What about changes of opinion: what inspires Christians to shift their views about sexual ethics? There are plenty of public narratives told from the perspective of formerly traditional people who shifted to a more progressive sexual ethic. I’ve also heard from a small but growing handful of formerly progressive folks who shifted to traditional sexual ethic. In both cases, rational arguments might be part of the story, but these arguments are virtually never the motivating force.
Like my first-year college writing students, people don’t seem to change their views about sexual ethics because of an argument someone made. Rather, they change their views because something at the intuitive level motivates them to believe differently. As Haidt would say, they change their belief because something alters the direction of their elephant.

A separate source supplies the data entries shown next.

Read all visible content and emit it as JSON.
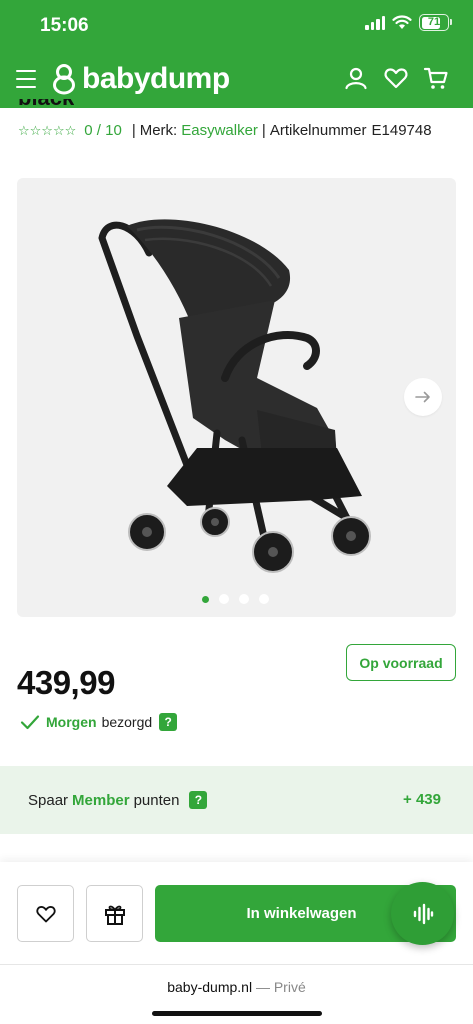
{
  "status_bar": {
    "time": "15:06",
    "battery": "71"
  },
  "header": {
    "logo_text": "babydump"
  },
  "product": {
    "title_fragment": "black",
    "stars": "☆☆☆☆☆",
    "rating": "0 / 10",
    "separator": "|",
    "brand_label": "Merk:",
    "brand": "Easywalker",
    "article_label": "Artikelnummer",
    "article_number": "E149748"
  },
  "gallery": {
    "slide_count": 4,
    "active_slide": 1
  },
  "price": {
    "value": "439,99",
    "stock_label": "Op voorraad"
  },
  "delivery": {
    "day": "Morgen",
    "text": "bezorgd",
    "help": "?"
  },
  "member": {
    "prefix": "Spaar",
    "highlight": "Member",
    "suffix": "punten",
    "help": "?",
    "points": "+ 439"
  },
  "actions": {
    "cart_label": "In winkelwagen"
  },
  "browser": {
    "url": "baby-dump.nl",
    "mode": " — Privé"
  },
  "colors": {
    "brand_green": "#33a63a",
    "member_bg": "#eaf4ea",
    "gallery_bg": "#f1f1f1"
  },
  "icons": [
    "menu-icon",
    "baby-logo-icon",
    "user-icon",
    "heart-icon",
    "cart-icon",
    "arrow-right-icon",
    "check-icon",
    "gift-icon",
    "voice-icon"
  ]
}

If your hope as you enter conversations about sexuality is that people will come to think more like you on the matter of sexual ethics, let me suggest that your arguments may matter less than you think. Being thoughtful and well-read is a valuable entry step to productive and mutually transformative conversation, but this entry step isn’t itself sufficient to inspire meaningful transformation. Perpetual pestering, though it may feel holy in its motivation, isn’t generally praised for its success in motivating changes of heart.
On the other hand, respect, charity, faithful presence, and unceasing prayer are relational choices that I’ve never regretted making. And they’re choices that have occasionally been known to transform even the most unlikely of elephants.